Unclaimed bodies have been buried there for 150 years, since Union soldiers were buried during the American Civil War. There have been over a million burials total, making it one of the largest mass graves in America.
We've been through these epidemics before," said Hunt, noting that Hart Island was used in both the 1918 flu pandemic and with the AIDS epidemic. "This is the one area where New York actually has the capacity, and the system will work just fine.
The bodies are buried in an easy-to-track geolocated grid system, in long trenches, which are actually a series of continuous plots. The plots can contain 150 adult bodies, or 1,000 infant ones. The boxes of bodies are stacked three high and two across. Within that grid, each box is numbered as a grave.
With a family's permission, or if no family members or loved ones are present, the medical examiner will release the body for a city burial. Ordinarily the body has to be unclaimed for 30 days for a Hart Island burial, but during the crisis that has been shortened to 14 days.

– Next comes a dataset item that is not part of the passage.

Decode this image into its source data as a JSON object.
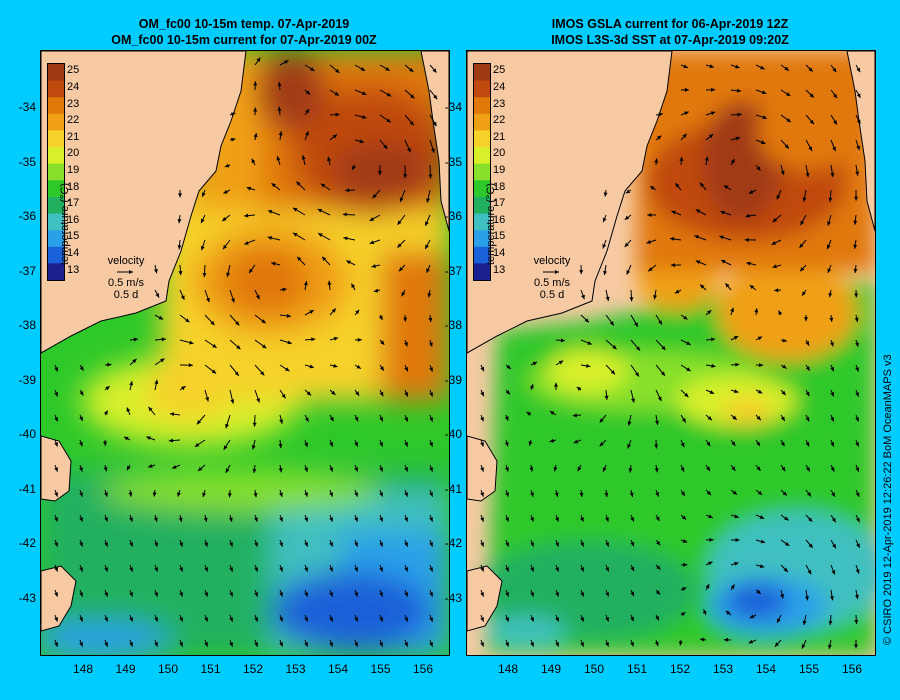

Recently, the city ended the use of inmate labor to dig graves, further destigmatizing the process, and Hunt says by July 2021 the parks department will take over full management of Hart Island. People will not have to go through the penal system to arrange visitations to this green space off the coast off the Bronx, with views of the Long Island Sound.
The law says that if a family didn't agree to a city burial, or the body was mistakenly sent to Hart Island, the city is required to return the remains back to the family, provided they have a grave site in mind, up to 25 years later. That's why New York has places like Hart Island and it's why it doesn't cremate the dead, unlike states such as California, where unclaimed bodies can be cremated.